Contributor setup, tests, linting, and release workflow live in CONTRIBUTING.md.

Configuration

Configuration is stored in ~/.config/codemem/config.json (override with CODEMEM_CONFIG). Environment variables always take precedence.

Sync quickstart (Phase 2)

# Enable sync (generates device keys)
codemem sync enable

# Start daemon (foreground)
codemem sync daemon

Pair on device A (CLI or viewer UI QR):

codemem sync pair

Copy the payload to device B:

codemem sync pair --accept '<payload>'

Status and one-off sync:

codemem sync status
codemem sync once

Autostart (macOS + Linux):

codemem sync install

Relevant config keys (override with env vars):

  • sync_enabled / CODEMEM_SYNC_ENABLED
  • sync_host / CODEMEM_SYNC_HOST
  • sync_port / CODEMEM_SYNC_PORT
  • sync_interval_s / CODEMEM_SYNC_INTERVAL_S
  • sync_mdns / CODEMEM_SYNC_MDNS
  • sync_key_store / CODEMEM_SYNC_KEY_STORE ("file" or "keychain")

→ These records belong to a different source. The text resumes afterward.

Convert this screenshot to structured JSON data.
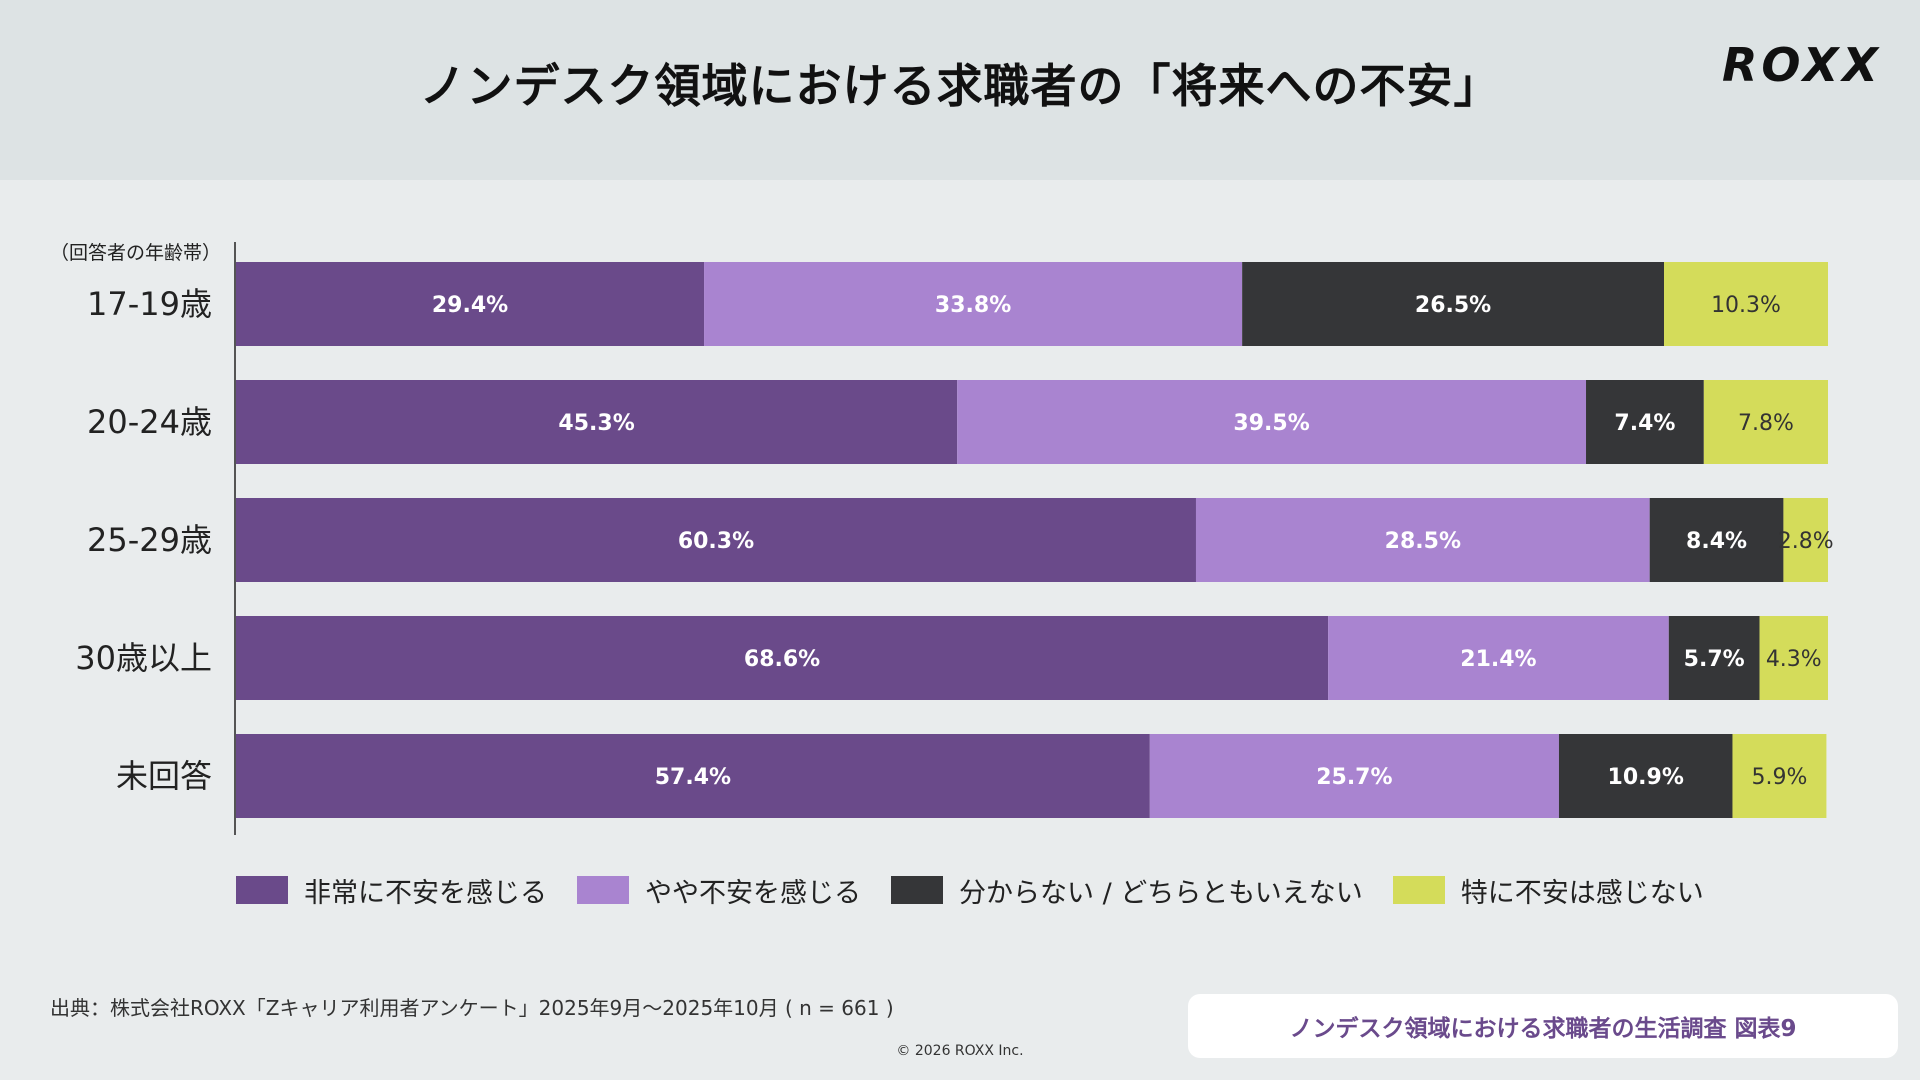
{
  "header": {
    "title": "ノンデスク領域における求職者の「将来への不安」",
    "logo": "ROXX"
  },
  "chart_data": {
    "type": "bar",
    "orientation": "horizontal",
    "stacked": true,
    "title": "ノンデスク領域における求職者の「将来への不安」",
    "ylabel": "（回答者の年齢帯）",
    "xlim": [
      0,
      100
    ],
    "categories": [
      "17-19歳",
      "20-24歳",
      "25-29歳",
      "30歳以上",
      "未回答"
    ],
    "series": [
      {
        "name": "非常に不安を感じる",
        "color": "#6a4a8a",
        "label_color": "#ffffff",
        "values": [
          29.4,
          45.3,
          60.3,
          68.6,
          57.4
        ]
      },
      {
        "name": "やや不安を感じる",
        "color": "#a984d0",
        "label_color": "#ffffff",
        "values": [
          33.8,
          39.5,
          28.5,
          21.4,
          25.7
        ]
      },
      {
        "name": "分からない / どちらともいえない",
        "color": "#353638",
        "label_color": "#ffffff",
        "values": [
          26.5,
          7.4,
          8.4,
          5.7,
          10.9
        ]
      },
      {
        "name": "特に不安は感じない",
        "color": "#d4dc5a",
        "label_color": "#333333",
        "values": [
          10.3,
          7.8,
          2.8,
          4.3,
          5.9
        ]
      }
    ],
    "labels": [
      [
        "29.4%",
        "33.8%",
        "26.5%",
        "10.3%"
      ],
      [
        "45.3%",
        "39.5%",
        "7.4%",
        "7.8%"
      ],
      [
        "60.3%",
        "28.5%",
        "8.4%",
        "2.8%"
      ],
      [
        "68.6%",
        "21.4%",
        "5.7%",
        "4.3%"
      ],
      [
        "57.4%",
        "25.7%",
        "10.9%",
        "5.9%"
      ]
    ],
    "legend_position": "bottom"
  },
  "footer": {
    "source": "出典：株式会社ROXX「Zキャリア利用者アンケート」2025年9月〜2025年10月 ( n = 661 )",
    "copyright": "© 2026 ROXX Inc.",
    "figure_label": "ノンデスク領域における求職者の生活調査 図表9"
  }
}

Note: macOS keychain storage uses the security CLI and may expose the key via process arguments. Keep sync_key_store=file if that’s a concern.

The viewer includes a Settings modal for the observer provider, model, and max chars. Changes write to the config file; environment variables still override those values.

Docs

  • docs/architecture.md covers the data flow and components.
  • docs/user-guide.md covers viewer usage and troubleshooting.
  • docs/plugin-reference.md covers plugin behavior, env vars, and stream reliability knobs.
  • docs/rename-migration.md covers migration from opencode-mem to codemem.
  • CONTRIBUTING.md covers contributor setup, testing, and release workflow.

OpenCode MCP setup

To let the LLM call memory tools (search/timeline/pack), run:

codemem install-mcp

This writes/updates your global OpenCode config at ~/.config/opencode/opencode.json. The MCP entry looks like:

{
  "$schema": "https://opencode.ai/config.json",
  "mcp": {
    "codemem": {
      "type": "local",
      "command": ["uvx", "codemem", "mcp"],
      "enabled": true
    }
  }
}

Restart OpenCode and the MCP tools will be available to the model.

Plugin mode

Installation

Recommended (npm package):

Add @kunickiaj/codemem to your OpenCode plugin config, then restart OpenCode.

{
  "$schema": "https://opencode.ai/config.json",
  "plugin": ["@kunickiaj/codemem"]
}

Notes:

  • The key is plugin (singular). plugins is rejected as an unknown key.
  • To pin a specific plugin release, use "@kunickiaj/codemem@0.9.20".

Git fallback one-liner (advanced):

uvx --from git+ssh://git@github.com/kunickiaj/codemem.git codemem install-plugin

That's it! Restart OpenCode and the plugin is active.

For development (working on codemem):

Just start OpenCode inside the repo directory — the plugin auto-loads from .opencode/plugin/.

How it works

When OpenCode starts, the plugin loads and:

  1. Auto-detects mode:

    • If in the codemem repo → uses uv run (dev mode, picks up changes)
    • Otherwise → uses uvx --from git+ssh://... (installed mode)
  2. Tracks every tool invocation (tool.execute.after)

  3. Flushes captured events on session boundaries (session.idle, session.created, /new, session.error)

  4. Auto-starts the viewer by default (set CODEMEM_VIEWER_AUTO=0 to disable)

  5. Injects a memory pack into the system prompt (disable with CODEMEM_INJECT_CONTEXT=0)

Observer/settings panel and advanced plugin controls are documented in docs/plugin-reference.md.